Harvard Law School Professor Adrian Vermeule ’93 is the co-editor of a new online review of books, The New Rambler. Co-edited by Vermeule, Stanford University Professor Blakey Vermeule and University of Chicago Law Professor Eric Posner, The New Rambler publishes reviews of books about ideas, including literary fiction. It takes its name from Samuel Johnson’s periodical, “The Rambler.”

“We have an outstanding group of contributors lined up already,” said Adrian Vermeule.

Recent reviews include “Guilty Pleasures,” a review by Harvard Law School Professor Oren Bar-Gill LL.M. 01 S.J.D. 05 of “Happiness and the Law,” by John Bronsteen, Christopher Buccafusco and Jonathan S. Masur; and “Where do norms come from,” a review by Harvard Law School Professor Cass Sunstein of Edna Ullmann-Margalit’s 1977 book “The emergence of norms.” Adrian Vermeule wrote “A portrait of equilibrium,” a review of Daniel Ernst’s book “Tocqueville’s Nightmare: The administrative state emerges in America, 1900-1940.”

The publication accepts both long and short reviews. Short reviews, typically less than 1,000 words, similar to the type that appears in many academic journals, generally give a brief summary and some criticisms, emphasizing a bottom-line assessment of the book’s contribution.

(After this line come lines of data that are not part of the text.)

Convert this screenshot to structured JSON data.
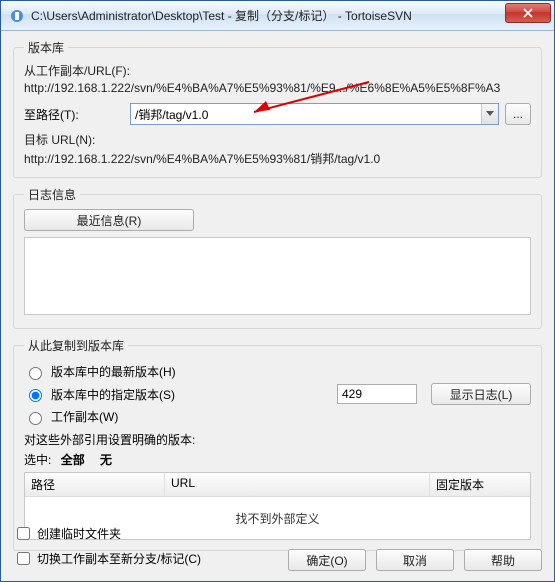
{
  "titlebar": {
    "path": "C:\\Users\\Administrator\\Desktop\\Test - 复制（分支/标记） - TortoiseSVN",
    "close": "X"
  },
  "repo": {
    "legend": "版本库",
    "from_label": "从工作副本/URL(F):",
    "from_url": "http://192.168.1.222/svn/%E4%BA%A7%E5%93%81/%E9.../%E6%8E%A5%E5%8F%A3",
    "to_label": "至路径(T):",
    "to_value": "/销邦/tag/v1.0",
    "browse": "...",
    "dest_label": "目标 URL(N):",
    "dest_url": "http://192.168.1.222/svn/%E4%BA%A7%E5%93%81/销邦/tag/v1.0"
  },
  "log": {
    "legend": "日志信息",
    "recent_btn": "最近信息(R)",
    "text": ""
  },
  "copy": {
    "legend": "从此复制到版本库",
    "head": "版本库中的最新版本(H)",
    "spec": "版本库中的指定版本(S)",
    "rev_value": "429",
    "showlog_btn": "显示日志(L)",
    "wc": "工作副本(W)",
    "ext_label": "对这些外部引用设置明确的版本:",
    "select_prefix": "选中:",
    "select_all": "全部",
    "select_none": "无",
    "col_path": "路径",
    "col_url": "URL",
    "col_fixed": "固定版本",
    "empty": "找不到外部定义"
  },
  "bottom": {
    "tempfolder": "创建临时文件夹",
    "switch": "切换工作副本至新分支/标记(C)",
    "ok": "确定(O)",
    "cancel": "取消",
    "help": "帮助"
  }
}
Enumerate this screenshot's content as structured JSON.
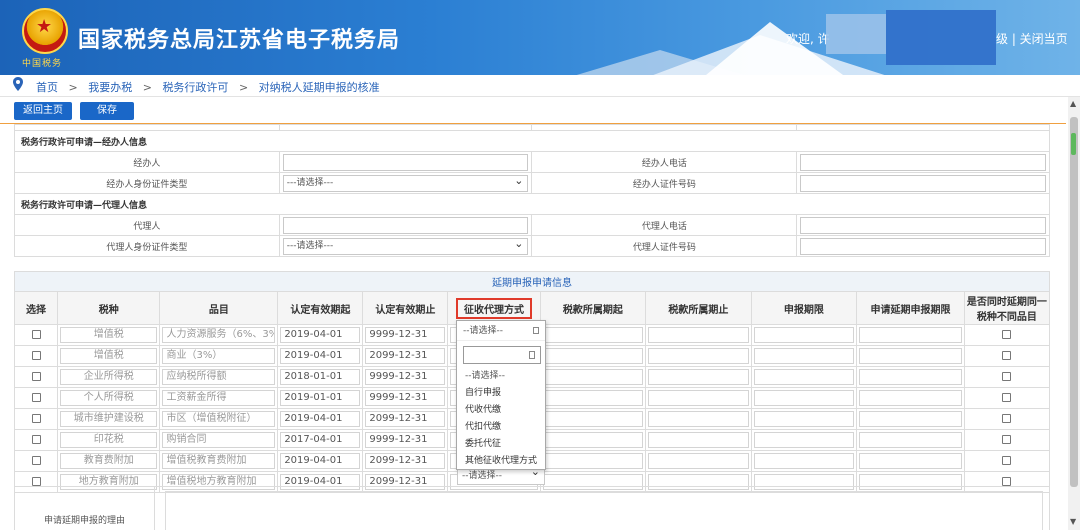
{
  "header": {
    "title": "国家税务总局江苏省电子税务局",
    "emblem_caption": "中国税务",
    "welcome": "欢迎, 许",
    "links_tail": "级 | 关闭当页"
  },
  "breadcrumb": {
    "items": [
      "首页",
      "我要办税",
      "税务行政许可",
      "对纳税人延期申报的核准"
    ],
    "sep": ">"
  },
  "toolbar": {
    "home_label": "返回主页",
    "save_label": "保存"
  },
  "agent_section": {
    "title": "税务行政许可申请—经办人信息",
    "name_label": "经办人",
    "phone_label": "经办人电话",
    "id_type_label": "经办人身份证件类型",
    "id_type_value": "---请选择---",
    "id_no_label": "经办人证件号码"
  },
  "proxy_section": {
    "title": "税务行政许可申请—代理人信息",
    "name_label": "代理人",
    "phone_label": "代理人电话",
    "id_type_label": "代理人身份证件类型",
    "id_type_value": "---请选择---",
    "id_no_label": "代理人证件号码"
  },
  "delay_table": {
    "title": "延期申报申请信息",
    "headers": [
      "选择",
      "税种",
      "品目",
      "认定有效期起",
      "认定有效期止",
      "征收代理方式",
      "税款所属期起",
      "税款所属期止",
      "申报期限",
      "申请延期申报期限",
      "是否同时延期同一税种不同品目"
    ],
    "rows": [
      {
        "tax": "增值税",
        "item": "人力资源服务（6%、3%",
        "from": "2019-04-01",
        "to": "9999-12-31"
      },
      {
        "tax": "增值税",
        "item": "商业（3%）",
        "from": "2019-04-01",
        "to": "2099-12-31"
      },
      {
        "tax": "企业所得税",
        "item": "应纳税所得额",
        "from": "2018-01-01",
        "to": "9999-12-31"
      },
      {
        "tax": "个人所得税",
        "item": "工资薪金所得",
        "from": "2019-01-01",
        "to": "9999-12-31"
      },
      {
        "tax": "城市维护建设税",
        "item": "市区（增值税附征）",
        "from": "2019-04-01",
        "to": "2099-12-31"
      },
      {
        "tax": "印花税",
        "item": "购销合同",
        "from": "2017-04-01",
        "to": "9999-12-31"
      },
      {
        "tax": "教育费附加",
        "item": "增值税教育费附加",
        "from": "2019-04-01",
        "to": "2099-12-31"
      },
      {
        "tax": "地方教育附加",
        "item": "增值税地方教育附加",
        "from": "2019-04-01",
        "to": "2099-12-31"
      }
    ]
  },
  "dropdown": {
    "header": "--请选择--",
    "options": [
      "--请选择--",
      "自行申报",
      "代收代缴",
      "代扣代缴",
      "委托代征",
      "其他征收代理方式"
    ],
    "under_value": "--请选择--"
  },
  "reason_label": "申请延期申报的理由",
  "colors": {
    "banner": "#2b7fd3",
    "button": "#1a67c8",
    "highlight": "#e03a2a",
    "link": "#2a64b8"
  }
}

Long reviews are typically in the style of the former The New Republic or New York Review of Books, where the reviewer puts the book in context and engages more elaborately with the book’s argument.

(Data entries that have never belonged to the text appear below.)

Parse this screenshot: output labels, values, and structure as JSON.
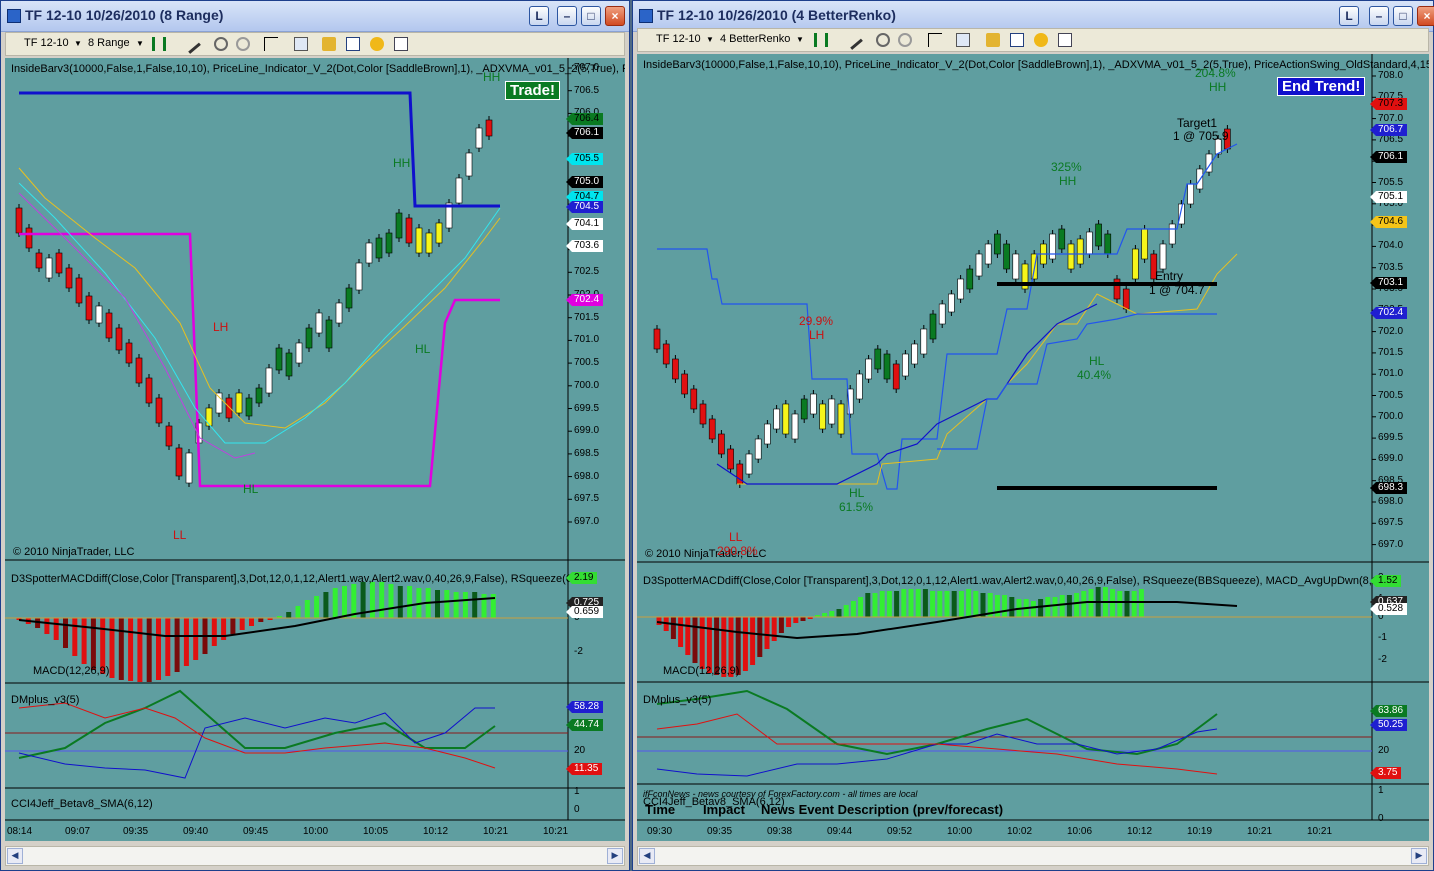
{
  "colors": {
    "chart_bg": "#5f9ea0",
    "up_bar": "#ffffff",
    "down_bar": "#e01010",
    "trend_bar": "#0a7a22",
    "inside_bar": "#f5f51a"
  },
  "windows": [
    {
      "title": "TF 12-10  10/26/2010 (8 Range)",
      "buttons": {
        "l": "L",
        "min": "–",
        "max": "□",
        "close": "×"
      },
      "toolbar": {
        "instrument": "TF 12-10",
        "period": "8 Range"
      },
      "indicator_label": "InsideBarv3(10000,False,1,False,10,10),  PriceLine_Indicator_V_2(Dot,Color [SaddleBrown],1),  _ADXVMA_v01_5_2(5,True),  P",
      "copyright": "© 2010 NinjaTrader, LLC",
      "badge": "Trade!",
      "annotations": [
        {
          "text": "HH",
          "color": "#0a7a22"
        },
        {
          "text": "HH",
          "color": "#0a7a22"
        },
        {
          "text": "LH",
          "color": "#cc1111"
        },
        {
          "text": "HL",
          "color": "#0a7a22"
        },
        {
          "text": "HL",
          "color": "#0a7a22"
        },
        {
          "text": "LL",
          "color": "#cc1111"
        }
      ],
      "price_axis": [
        "707.0",
        "706.5",
        "706.0",
        "705.5",
        "705.0",
        "704.5",
        "704.0",
        "703.5",
        "703.0",
        "702.5",
        "702.0",
        "701.5",
        "701.0",
        "700.5",
        "700.0",
        "699.5",
        "699.0",
        "698.5",
        "698.0",
        "697.5",
        "697.0"
      ],
      "price_tags": [
        {
          "text": "706.4",
          "bg": "#0a7a22",
          "fg": "#000000"
        },
        {
          "text": "706.1",
          "bg": "#000000",
          "fg": "#ffffff"
        },
        {
          "text": "705.5",
          "bg": "#00e5ee",
          "fg": "#000000"
        },
        {
          "text": "705.0",
          "bg": "#000000",
          "fg": "#ffffff"
        },
        {
          "text": "704.7",
          "bg": "#00e5ee",
          "fg": "#000000"
        },
        {
          "text": "704.5",
          "bg": "#1f1fd0",
          "fg": "#ffffff"
        },
        {
          "text": "704.1",
          "bg": "#ffffff",
          "fg": "#000000"
        },
        {
          "text": "703.6",
          "bg": "#ffffff",
          "fg": "#000000"
        },
        {
          "text": "702.4",
          "bg": "#e000e0",
          "fg": "#ffffff"
        }
      ],
      "macd_label": "D3SpotterMACDdiff(Close,Color [Transparent],3,Dot,12,0,1,12,Alert1.wav,Alert2.wav,0,40,26,9,False), RSqueeze(6",
      "macd_name": "MACD(12,26,9)",
      "macd_axis": [
        "2",
        "0",
        "-2"
      ],
      "macd_tags": [
        {
          "text": "2.19",
          "bg": "#33dd33",
          "fg": "#000000"
        },
        {
          "text": "0.725",
          "bg": "#222222",
          "fg": "#ffffff"
        },
        {
          "text": "0.659",
          "bg": "#ffffff",
          "fg": "#000000"
        }
      ],
      "dm_label": "DMplus_v3(5)",
      "dm_axis": [
        "20"
      ],
      "dm_tags": [
        {
          "text": "58.28",
          "bg": "#1f1fd0",
          "fg": "#ffffff"
        },
        {
          "text": "44.74",
          "bg": "#0a7a22",
          "fg": "#ffffff"
        },
        {
          "text": "11.35",
          "bg": "#e01010",
          "fg": "#ffffff"
        }
      ],
      "cci_label": "CCI4Jeff_Betav8_SMA(6,12)",
      "cci_axis": [
        "1",
        "0"
      ],
      "time_axis": [
        "08:14",
        "09:07",
        "09:35",
        "09:40",
        "09:45",
        "10:00",
        "10:05",
        "10:12",
        "10:21",
        "10:21"
      ]
    },
    {
      "title": "TF 12-10  10/26/2010 (4 BetterRenko)",
      "buttons": {
        "l": "L",
        "min": "–",
        "max": "□",
        "close": "×"
      },
      "toolbar": {
        "instrument": "TF 12-10",
        "period": "4 BetterRenko"
      },
      "indicator_label": "InsideBarv3(10000,False,1,False,10,10),  PriceLine_Indicator_V_2(Dot,Color [SaddleBrown],1),  _ADXVMA_v01_5_2(5,True), PriceActionSwing_OldStandard,4,15",
      "copyright": "© 2010 NinjaTrader, LLC",
      "badge": "End Trend!",
      "annotations": [
        {
          "text": "204.8%",
          "color": "#0a7a22"
        },
        {
          "text": "HH",
          "color": "#0a7a22"
        },
        {
          "text": "Target1",
          "color": "#000000"
        },
        {
          "text": "1 @ 705.9",
          "color": "#000000"
        },
        {
          "text": "325%",
          "color": "#0a7a22"
        },
        {
          "text": "HH",
          "color": "#0a7a22"
        },
        {
          "text": "Entry",
          "color": "#000000"
        },
        {
          "text": "1 @ 704.7",
          "color": "#000000"
        },
        {
          "text": "29.9%",
          "color": "#cc1111"
        },
        {
          "text": "LH",
          "color": "#cc1111"
        },
        {
          "text": "HL",
          "color": "#0a7a22"
        },
        {
          "text": "40.4%",
          "color": "#0a7a22"
        },
        {
          "text": "HL",
          "color": "#0a7a22"
        },
        {
          "text": "61.5%",
          "color": "#0a7a22"
        },
        {
          "text": "LL",
          "color": "#cc1111"
        },
        {
          "text": "290.8%",
          "color": "#cc1111"
        }
      ],
      "price_axis": [
        "708.0",
        "707.5",
        "707.0",
        "706.5",
        "706.0",
        "705.5",
        "705.0",
        "704.5",
        "704.0",
        "703.5",
        "703.0",
        "702.5",
        "702.0",
        "701.5",
        "701.0",
        "700.5",
        "700.0",
        "699.5",
        "699.0",
        "698.5",
        "698.0",
        "697.5",
        "697.0"
      ],
      "price_tags": [
        {
          "text": "707.3",
          "bg": "#e01010",
          "fg": "#000000"
        },
        {
          "text": "706.7",
          "bg": "#1f1fd0",
          "fg": "#ffffff"
        },
        {
          "text": "706.1",
          "bg": "#000000",
          "fg": "#ffffff"
        },
        {
          "text": "705.1",
          "bg": "#ffffff",
          "fg": "#000000"
        },
        {
          "text": "704.6",
          "bg": "#f5c518",
          "fg": "#000000"
        },
        {
          "text": "703.1",
          "bg": "#000000",
          "fg": "#ffffff"
        },
        {
          "text": "702.4",
          "bg": "#1f1fd0",
          "fg": "#ffffff"
        },
        {
          "text": "698.3",
          "bg": "#000000",
          "fg": "#ffffff"
        }
      ],
      "macd_label": "D3SpotterMACDdiff(Close,Color [Transparent],3,Dot,12,0,1,12,Alert1.wav,Alert2.wav,0,40,26,9,False), RSqueeze(BBSqueeze), MACD_AvgUpDwn(8,1",
      "macd_name": "MACD(12,26,9)",
      "macd_axis": [
        "2",
        "1",
        "0",
        "-1",
        "-2"
      ],
      "macd_tags": [
        {
          "text": "1.52",
          "bg": "#33dd33",
          "fg": "#000000"
        },
        {
          "text": "0.637",
          "bg": "#222222",
          "fg": "#ffffff"
        },
        {
          "text": "0.528",
          "bg": "#ffffff",
          "fg": "#000000"
        }
      ],
      "dm_label": "DMplus_v3(5)",
      "dm_axis": [
        "20"
      ],
      "dm_tags": [
        {
          "text": "63.86",
          "bg": "#0a7a22",
          "fg": "#ffffff"
        },
        {
          "text": "50.25",
          "bg": "#1f1fd0",
          "fg": "#ffffff"
        },
        {
          "text": "3.75",
          "bg": "#e01010",
          "fg": "#ffffff"
        }
      ],
      "cci_label": "CCI4Jeff_Betav8_SMA(6,12)",
      "cci_axis": [
        "1",
        "0"
      ],
      "news_source": "ifFconNews - news courtesy of ForexFactory.com - all times are local",
      "news_headers": {
        "time": "Time",
        "impact": "Impact",
        "desc": "News Event Description (prev/forecast)"
      },
      "time_axis": [
        "09:30",
        "09:35",
        "09:38",
        "09:44",
        "09:52",
        "10:00",
        "10:02",
        "10:06",
        "10:12",
        "10:19",
        "10:21",
        "10:21"
      ]
    }
  ]
}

Adrian Vermeule, whose research focuses on administrative law, the administrative state, the design of institutions, and constitutional theory, serves as editor for Public Law, Legal Theory, Law and Politics, History, Religion reviews. The author or co-author of eight books, most recently “The Constitution of Risk” (2014) and “The System of the Constitution” (2012), he was elected to the American Academy of Arts and Sciences in 2012.

Eric Posner, whose research interests are international law and constitutional law, oversees Social Sciences, International Relations, Business, Political Science and other reviews for The New Rambler. He is a fellow of the American Academy of Arts and Sciences, a member of the American Law Institute and the author or co-author of more than ten books, most recently “The Twilight of International Human Rights” (Oxford, 2014) and “Economic Foundations of International Law” (with Alan Sykes) (Harvard, 2013).

Blakey Vermeule’s research interests are neuroaesthetics, cognitive and evolutionary approaches to art, philosophy and literature, British literature from 1660-1820, post-Colonial fiction, satire, and the history of the novel. She is The New Rambler’s editor for Literature, Philosophy, Psychology, the Arts and Humanities, the Sciences reviews. She is the author of “The Party of Humanity: Writing Moral Psychology in Eighteenth-Century Britain” (2000) and “Why Do We Care About Literary Characters?” (2009), both from The Johns Hopkins University Press.

The project is supported by the University of Chicago School of Law and Gifford Combs.